Last month, Budweiser announced that they would rename their signature beer “America” for the summer of 2016. Last week, Tribune Publishing rebranded itself as “tronc;” and today we learned that the new camel at Lincoln Park Zoo has been christened with the name “Alexander Camelton.”
We have now officially hit the trifecta of inane, terrible branding choices that are already being mocked and derided on social media.
With Budweiser being rebranded “America,” I presume bud light is being rebranded “Canada”
If somebody said “Tronc” out loud to me my first reaction would be to jab them with an epipen
And already there are 3000 drag performers called Alexandra Cameltoe
I know we talk a lot about “Yes, Anding” bad ideas in our improvisational work – but these are three ideas that needed only one round of “Yes, And” to understand that there should have been a clear “No,” when the idea was turning into a reality.
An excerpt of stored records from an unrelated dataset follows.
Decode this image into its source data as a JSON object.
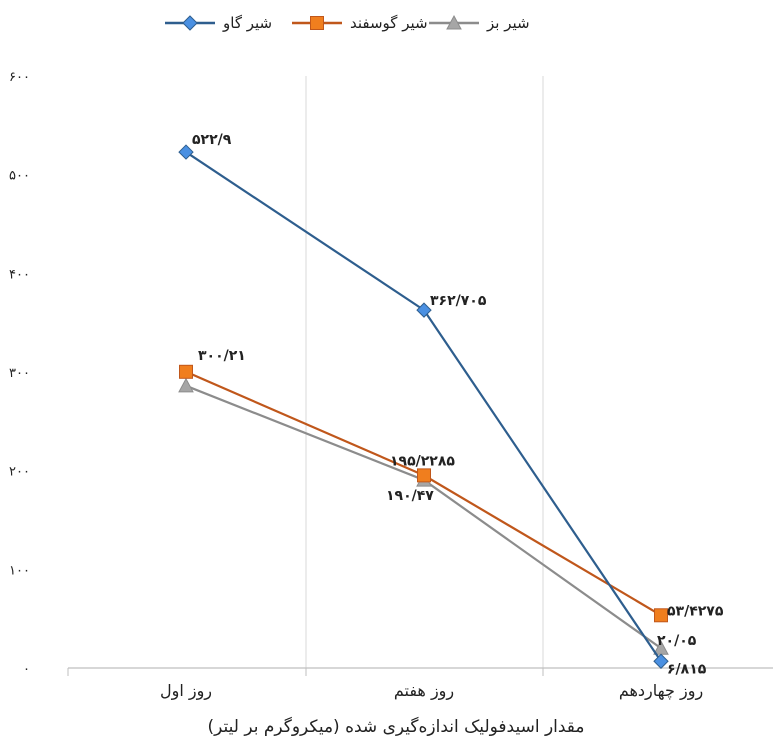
{
  "chart_data": {
    "type": "line",
    "xlabel": "مقدار اسیدفولیک اندازه‌گیری شده (میکروگرم بر لیتر)",
    "ylabel": "",
    "ylim": [
      0,
      600
    ],
    "yticks": [
      0,
      100,
      200,
      300,
      400,
      500,
      600
    ],
    "ytick_labels": [
      "۰",
      "۱۰۰",
      "۲۰۰",
      "۳۰۰",
      "۴۰۰",
      "۵۰۰",
      "۶۰۰"
    ],
    "categories": [
      "روز اول",
      "روز هفتم",
      "روز چهاردهم"
    ],
    "grid": "vertical",
    "legend_position": "top",
    "series": [
      {
        "name": "شیر گاو",
        "color": "#2E5E8E",
        "marker_color": "#4A90E2",
        "marker": "diamond",
        "values": [
          522.9,
          362.705,
          6.815
        ],
        "value_labels": [
          "۵۲۲/۹",
          "۳۶۲/۷۰۵",
          "۶/۸۱۵"
        ]
      },
      {
        "name": "شیر گوسفند",
        "color": "#C0571B",
        "marker_color": "#F07E1E",
        "marker": "square",
        "values": [
          300.21,
          195.2285,
          53.4275
        ],
        "value_labels": [
          "۳۰۰/۲۱",
          "۱۹۵/۲۲۸۵",
          "۵۳/۴۲۷۵"
        ]
      },
      {
        "name": "شیر بز",
        "color": "#8C8C8C",
        "marker_color": "#A6A6A6",
        "marker": "triangle",
        "values": [
          286,
          190.47,
          20.05
        ],
        "value_labels": [
          "",
          "۱۹۰/۴۷",
          "۲۰/۰۵"
        ]
      }
    ]
  }
}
We have an advantage at Second City, we get to test out our ideas in front of audiences night after night – they tell us if something is funny or not. But we don’t just crowd-source our work. We have experts in writing, acting, improvisation, comedy, directing, producing apply their advanced skills in each of those areas to turn original ideas into quality content. One has to suspect that these branding blunders were constructed by committees without expertise or by individuals who had a “gut” sense of something that would stick.
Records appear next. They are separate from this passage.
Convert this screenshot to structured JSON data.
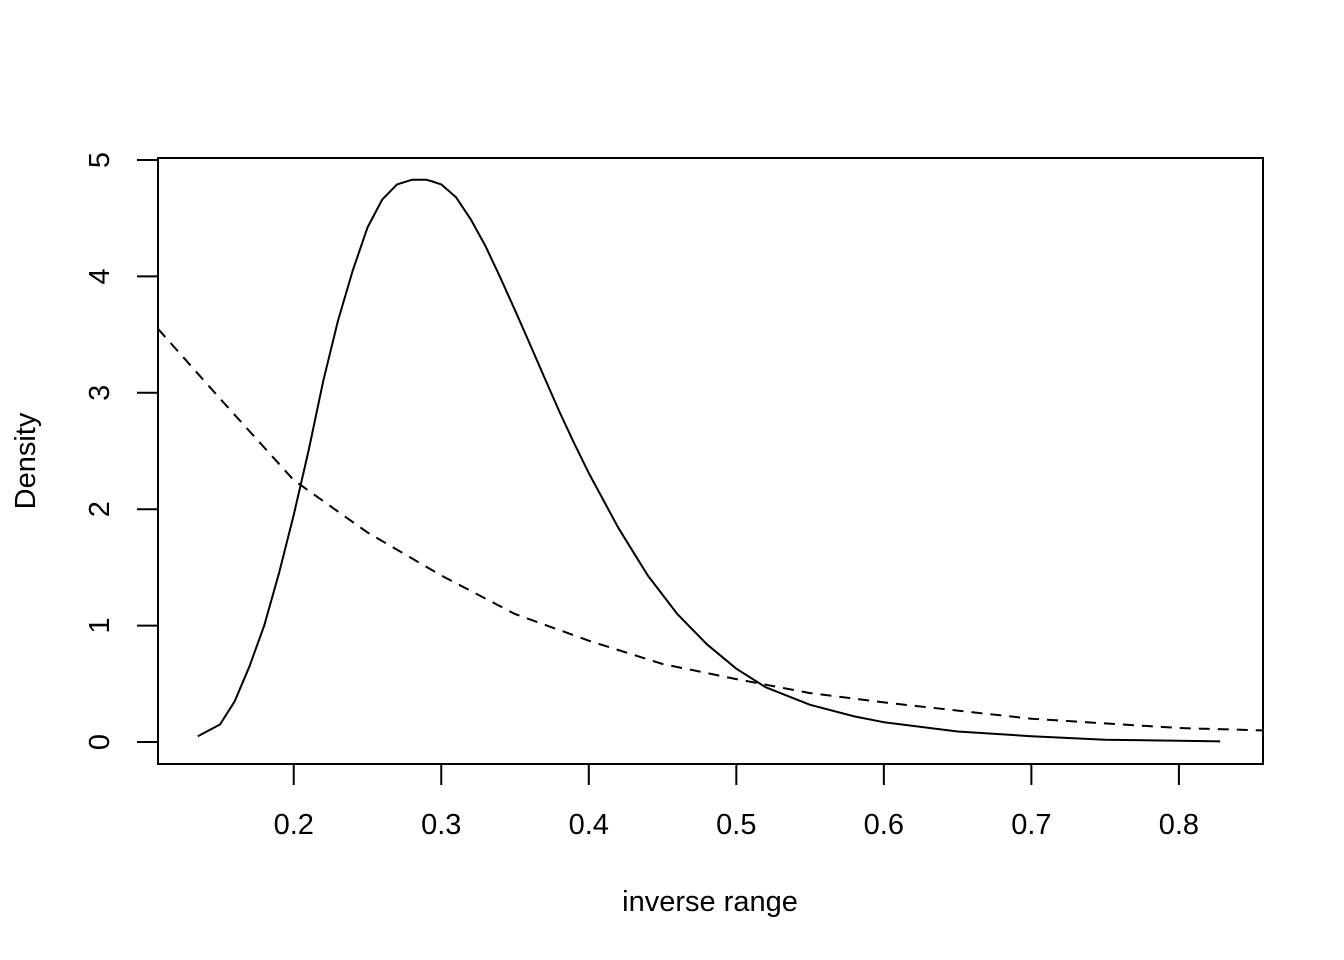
{
  "chart_data": {
    "type": "line",
    "title": "",
    "xlabel": "inverse range",
    "ylabel": "Density",
    "xlim": [
      0.108,
      0.857
    ],
    "ylim": [
      -0.18,
      5.0
    ],
    "x_ticks": [
      0.2,
      0.3,
      0.4,
      0.5,
      0.6,
      0.7,
      0.8
    ],
    "x_tick_labels": [
      "0.2",
      "0.3",
      "0.4",
      "0.5",
      "0.6",
      "0.7",
      "0.8"
    ],
    "y_ticks": [
      0,
      1,
      2,
      3,
      4,
      5
    ],
    "y_tick_labels": [
      "0",
      "1",
      "2",
      "3",
      "4",
      "5"
    ],
    "grid": false,
    "legend": "none",
    "series": [
      {
        "line_style": "solid",
        "color": "#000000",
        "x": [
          0.135,
          0.15,
          0.16,
          0.17,
          0.18,
          0.19,
          0.2,
          0.21,
          0.22,
          0.23,
          0.24,
          0.25,
          0.26,
          0.27,
          0.28,
          0.29,
          0.293,
          0.3,
          0.31,
          0.32,
          0.33,
          0.34,
          0.35,
          0.36,
          0.37,
          0.38,
          0.39,
          0.4,
          0.42,
          0.44,
          0.46,
          0.48,
          0.5,
          0.52,
          0.55,
          0.58,
          0.6,
          0.65,
          0.7,
          0.75,
          0.8,
          0.828
        ],
        "y": [
          0.05,
          0.15,
          0.35,
          0.65,
          1.0,
          1.45,
          1.95,
          2.5,
          3.1,
          3.62,
          4.05,
          4.42,
          4.66,
          4.79,
          4.83,
          4.83,
          4.82,
          4.79,
          4.68,
          4.49,
          4.26,
          3.99,
          3.71,
          3.42,
          3.13,
          2.84,
          2.57,
          2.31,
          1.84,
          1.43,
          1.1,
          0.84,
          0.63,
          0.47,
          0.32,
          0.22,
          0.17,
          0.09,
          0.05,
          0.02,
          0.01,
          0.005
        ]
      },
      {
        "line_style": "dashed",
        "color": "#000000",
        "x": [
          0.108,
          0.15,
          0.2,
          0.25,
          0.3,
          0.35,
          0.4,
          0.45,
          0.5,
          0.55,
          0.6,
          0.65,
          0.7,
          0.75,
          0.8,
          0.857
        ],
        "y": [
          3.55,
          2.95,
          2.25,
          1.8,
          1.43,
          1.1,
          0.87,
          0.67,
          0.54,
          0.42,
          0.34,
          0.27,
          0.2,
          0.16,
          0.12,
          0.1
        ]
      }
    ]
  }
}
In his terrific new book Originals, Adam Grant notes that a lot of new ideas, new campaigns, new products fail because experts in one area are under the misguided belief that their success in a specific field is fully transferable to other fields. He writes:
“In a rapidly changing world, the lessons of experience can easily point us in the wrong direction. And because the pace of change is accelerating, our environments are becoming ever more unpredictable. This makes intuition less reliable as a source of insight about new ideas and places a growing premium on analysis.”
It’s amazing how many advertising guys think they are professional comedians; how many marketing experts think they are behavioral scientists; and how many public relations gurus have let their love of musical theatre overtake common sense.
If someone thinks they know it all, they are not only wrong, they are dangerous.
Budweiser’s marketing play that drafts on patriotism isn’t new or original, but it does feel disingenuous coming from a Belgian owned company. “tronc” feels like the lamest attempt by an established and storied brand to sound like a start up. Rule number one of brand authenticity is to not try to be what you categorically are not. It’s as if Motel 6 decided to behave as a boutique hotel or if Rolex suddenly went down market.
As for Alexander Camelton? Well, I told my 13 year old daughter about that and she exclaimed, “That’s awesome, let’s go to the zoo!”
And that drove home the point that I’m not a marketing expert.